What’s the hardest part of owning your own business?
One of the hardest parts about being the founder of a company is that it can be lonely, so finding other business owners and founders to share stories with is important.
What does a typical work day look like at Babe Australia?
Depending on what day of the week it is, I try to segment my week into focus days. Typically, I spend time in the mornings gathering my thoughts and highlighting items left over from the previous day’s work list and prioritising the tasks for the day to make sure those tasks are in line of my weekly, monthly and annual objectives and goals.
Do you have a hero? Someone that you look up to for career related, or life advice?
Rather than having one hero or person that inspires me, I tend to find inspiration in the people around me and that I meet that are simply doing what they do. For me, there’s inspiration in everyone’s story.

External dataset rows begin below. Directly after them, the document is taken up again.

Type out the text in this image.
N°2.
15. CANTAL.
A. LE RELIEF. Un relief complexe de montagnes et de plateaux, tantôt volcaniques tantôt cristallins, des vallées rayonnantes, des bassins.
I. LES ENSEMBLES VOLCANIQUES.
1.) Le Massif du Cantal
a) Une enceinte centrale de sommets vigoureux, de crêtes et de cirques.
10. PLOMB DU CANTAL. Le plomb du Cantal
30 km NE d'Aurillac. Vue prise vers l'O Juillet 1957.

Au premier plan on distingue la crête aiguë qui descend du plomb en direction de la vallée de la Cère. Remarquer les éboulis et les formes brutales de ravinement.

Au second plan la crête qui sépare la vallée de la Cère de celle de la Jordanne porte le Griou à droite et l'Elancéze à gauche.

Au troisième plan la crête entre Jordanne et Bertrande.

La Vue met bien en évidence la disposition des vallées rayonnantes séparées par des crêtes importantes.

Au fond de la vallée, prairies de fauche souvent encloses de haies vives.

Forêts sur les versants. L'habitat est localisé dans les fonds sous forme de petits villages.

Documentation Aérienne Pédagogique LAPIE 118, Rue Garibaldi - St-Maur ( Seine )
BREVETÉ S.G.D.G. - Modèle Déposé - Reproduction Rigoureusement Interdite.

What advice would you give girls who are looking at starting their own business
I would say just GO FOT IT, and GO HARD. Learn as much as you can, be keen, put yourself in front of people, push yourself and your own boundaries and know that you can achieve ANYTHING you put your mind to.
What are your favourite resources that you turn to constantly in your biz?
- Websites: Google- for real! (you don’t even know what it was like out there before google)
- Books: The Artists Way (Julia Cameron), The Lean Start Up (Eric Ries)
- People: My sister Colleen who is our lead creative at Babe, my husband whose grace, determination and intelligence blows my mind every, single day, and my bestie who is an energetic force of positivity in my life.